After the Battle of Chesterfield in May of 1266, the last of the primary barons resisting the authority of King Henry III scattered. Robert de Ferrers, 6th Earl of Derby, was captured at Chesterfield and held prisoner at Windsor Castle and the Tower of London for three years. Baldwin Wake joined with other disinherited barons at the Isle of Axholme. John d'Eiville also escaped the battlefield. John would be a participant in the Siege of Kenilworth Castle. He was joined by Simon de Monfort the Younger at Kenilworth.
On June 21st, the Siege of Kenilworth began and would last 172 days. It was the longest and largest recorded siege in English History. King Henry III arrived at Kenilworth on June 22nd and established four siege camps around the castle. They were commanded by the King, Prince Edward, Prince Edmund, and Roger de Mortimer.
Battle
Henry de Hastings commanded a garrison of over a thousand men who defended the castle against royalists under Prince Edward.
The royalist army under Prince Edward tried all kinds of methods to breach Kenilworth Castle's defenses during the siege. Stone throwing trebuchets, mangonels, ballistas, and fighting towers were tried, but the artificial lake around the castle made it difficult to get close enough to make these weapons useful. Barges were then sent from Chester, hoping they could be used to cross the water defenses to attack, but these also failed.
In July 1266, Cardinal Ottobuono, wearing his red cope, excommunicates the rebels inside the castle from a safe vantage point atop Castle Hill. This act renewed the defiance of the rebels inside, who dressed Philip Porpeis as a "White Legate", who stood on the castle battlements and excommunicated the King, Cardinal and whole royalist army.
Archbishop William Freney tried to negotiate with the garrison but was refused entry. The garrison defending Kenilworth Castle declined to accept the terms.
The Dictum of Kenilworth was written by a small group of bishops and barons who were given until All Saints Day (November 1st) to devise provisions for a settlement between the rebellious barons and the King.
The Dictum was made public on October 31st, 1266. As part of the Dictum, the barons would have their lands restored, which had been disinherited and taken by the King when the rebellion began.

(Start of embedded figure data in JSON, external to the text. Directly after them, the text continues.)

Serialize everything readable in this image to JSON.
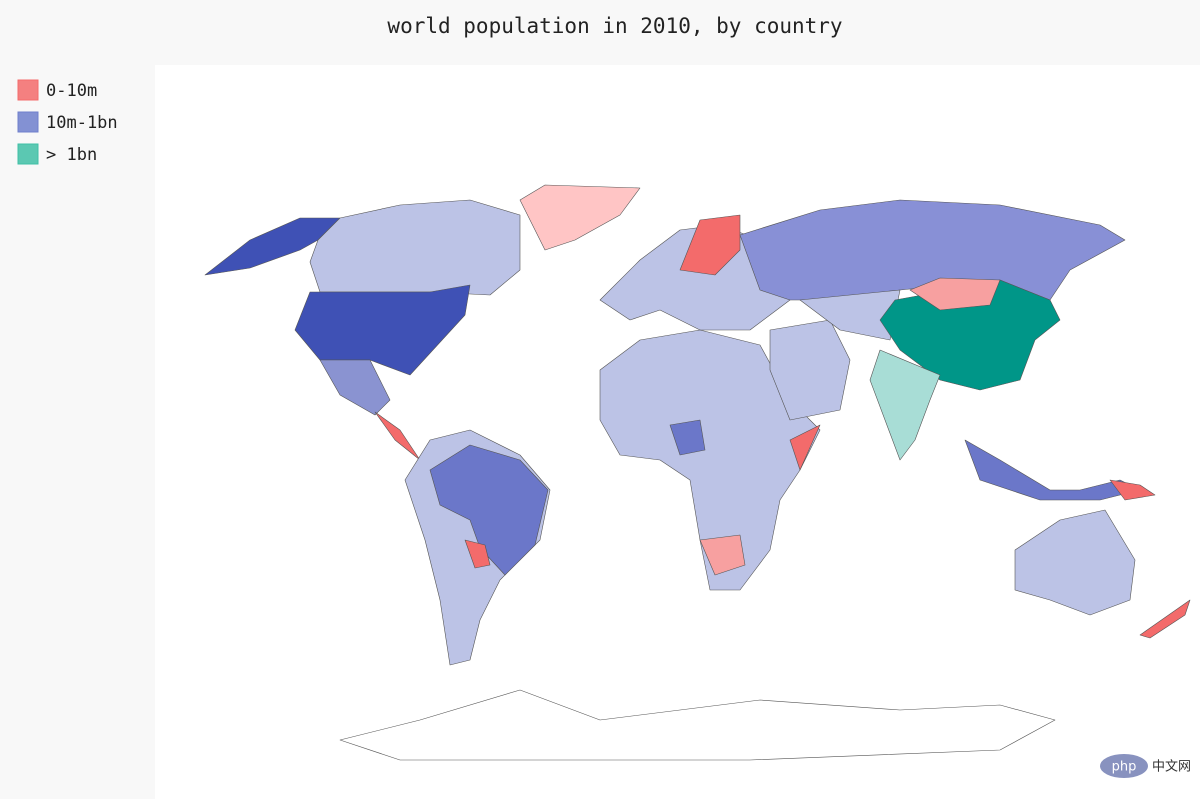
{
  "title": "world population in 2010, by country",
  "legend": [
    {
      "name": "0-10m",
      "color": "#f36b6b"
    },
    {
      "name": "10m-1bn",
      "color": "#6f7fcd"
    },
    {
      "name": "> 1bn",
      "color": "#3fbfa6"
    }
  ],
  "watermark": {
    "logo": "php",
    "text": "中文网"
  }
}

The restoration also required each baron to pay a penalty proportional to their involvement in the uprising. Most of them were fined a value of 5 times their lands' annual yield, apart from Robert de Ferrers, 6th Earl of Derby, and Henry de Hastings, who were both levied a fine of seven times their lands' annual yield. The Dictum also allowed for the rebels to leave the castle unmolested.
Despite the Dictum, Kenilworth Castle held out. The King gave the rebels 40 days of grace. If they did not surrender by then, they could expect no mercy, and the King and Prince Edward prepared for an all-out final assault. By mid-November, conditions inside the castle were deteriorating quickly as starvation and disease began to set in.

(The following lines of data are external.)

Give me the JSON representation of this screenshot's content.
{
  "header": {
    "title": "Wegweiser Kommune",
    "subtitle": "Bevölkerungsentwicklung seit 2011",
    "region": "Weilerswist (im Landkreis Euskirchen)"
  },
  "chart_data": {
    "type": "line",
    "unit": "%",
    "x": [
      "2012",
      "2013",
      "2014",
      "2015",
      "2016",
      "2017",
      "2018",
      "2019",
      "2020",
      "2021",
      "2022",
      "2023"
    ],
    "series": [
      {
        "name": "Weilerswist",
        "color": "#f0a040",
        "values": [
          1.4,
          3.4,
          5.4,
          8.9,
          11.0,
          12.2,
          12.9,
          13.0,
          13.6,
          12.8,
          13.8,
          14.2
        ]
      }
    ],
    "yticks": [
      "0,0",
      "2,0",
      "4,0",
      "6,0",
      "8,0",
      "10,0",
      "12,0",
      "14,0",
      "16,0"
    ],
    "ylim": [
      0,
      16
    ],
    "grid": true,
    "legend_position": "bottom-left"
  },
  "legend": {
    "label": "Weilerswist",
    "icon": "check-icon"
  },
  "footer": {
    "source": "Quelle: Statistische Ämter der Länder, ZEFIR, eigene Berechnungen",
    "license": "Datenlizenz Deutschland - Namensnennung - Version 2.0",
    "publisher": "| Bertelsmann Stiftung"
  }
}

On December 13th, the rebels finally surrendered the castle due to a lack of food and suffering from disease.
Aftermath
On December 15th, 1266, King Henry III left Kenilworth, ending a six-month stay during which time England was governed directly from Kenilworth - a situation unprecedented in English medieval history.

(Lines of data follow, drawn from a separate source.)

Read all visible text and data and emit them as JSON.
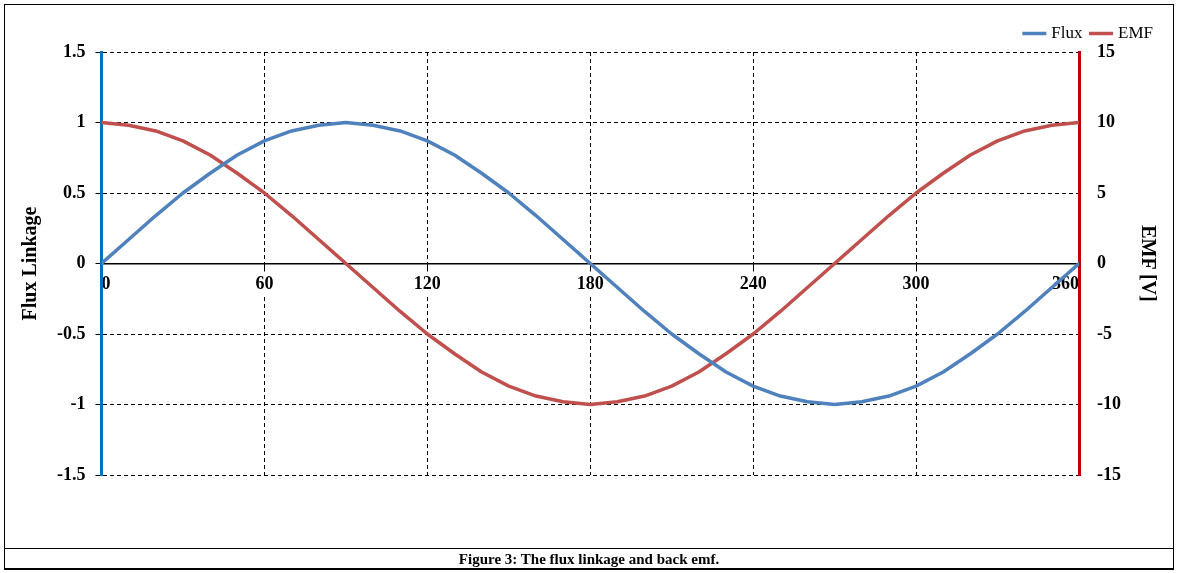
{
  "chart_data": {
    "type": "line",
    "ylabel": "Flux Linkage",
    "y2label": "EMF [V]",
    "x": [
      0,
      10,
      20,
      30,
      40,
      50,
      60,
      70,
      80,
      90,
      100,
      110,
      120,
      130,
      140,
      150,
      160,
      170,
      180,
      190,
      200,
      210,
      220,
      230,
      240,
      250,
      260,
      270,
      280,
      290,
      300,
      310,
      320,
      330,
      340,
      350,
      360
    ],
    "series": [
      {
        "name": "Flux",
        "color": "#4f81bd",
        "values": [
          0,
          0.17,
          0.34,
          0.5,
          0.64,
          0.77,
          0.87,
          0.94,
          0.98,
          1,
          0.98,
          0.94,
          0.87,
          0.77,
          0.64,
          0.5,
          0.34,
          0.17,
          0,
          -0.17,
          -0.34,
          -0.5,
          -0.64,
          -0.77,
          -0.87,
          -0.94,
          -0.98,
          -1,
          -0.98,
          -0.94,
          -0.87,
          -0.77,
          -0.64,
          -0.5,
          -0.34,
          -0.17,
          0
        ]
      },
      {
        "name": "EMF",
        "color": "#c0504d",
        "axis": "y2",
        "values": [
          10,
          9.8,
          9.4,
          8.7,
          7.7,
          6.4,
          5,
          3.4,
          1.7,
          0,
          -1.7,
          -3.4,
          -5,
          -6.4,
          -7.7,
          -8.7,
          -9.4,
          -9.8,
          -10,
          -9.8,
          -9.4,
          -8.7,
          -7.7,
          -6.4,
          -5,
          -3.4,
          -1.7,
          0,
          1.7,
          3.4,
          5,
          6.4,
          7.7,
          8.7,
          9.4,
          9.8,
          10
        ]
      }
    ],
    "xlim": [
      0,
      360
    ],
    "xticks": [
      0,
      60,
      120,
      180,
      240,
      300,
      360
    ],
    "ylim": [
      -1.5,
      1.5
    ],
    "yticks": [
      -1.5,
      -1,
      -0.5,
      0,
      0.5,
      1,
      1.5
    ],
    "y2lim": [
      -15,
      15
    ],
    "y2ticks": [
      -15,
      -10,
      -5,
      0,
      5,
      10,
      15
    ],
    "grid": true,
    "legend": "top right",
    "marker": "none",
    "line_style": "solid",
    "annotations": [
      "Figure 3: The flux linkage and back emf."
    ]
  }
}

King Henry granted Kenilworth Castle and the earldom of Leicester to his second son, Prince Edmond. Edmond was later also created Earl of Lancaster. This began an almost 200-year span of Lancastrian ownership of the castle.
Henry de Hastings would command the last remnants of the baronial forces on the Isle of Ely but submitted to the King in July of 1267. Prince Edward received the last barons into the King's peace after they swore on the Holy Gospels to keep the peace and never bear arms against the King or his heirs again.
The Second Barons' War was over.
The Dictum of Kenilworth would later become part of the Statute of Marlborough, four chapters of which are still in force in English law.
Prince Edward would learn from the struggles he encountered trying to besiege Kenilworth Castle's water defenses and incorporate those defenses in many of the Iron Ring of Castles he would build in Wales to subdue the Welsh.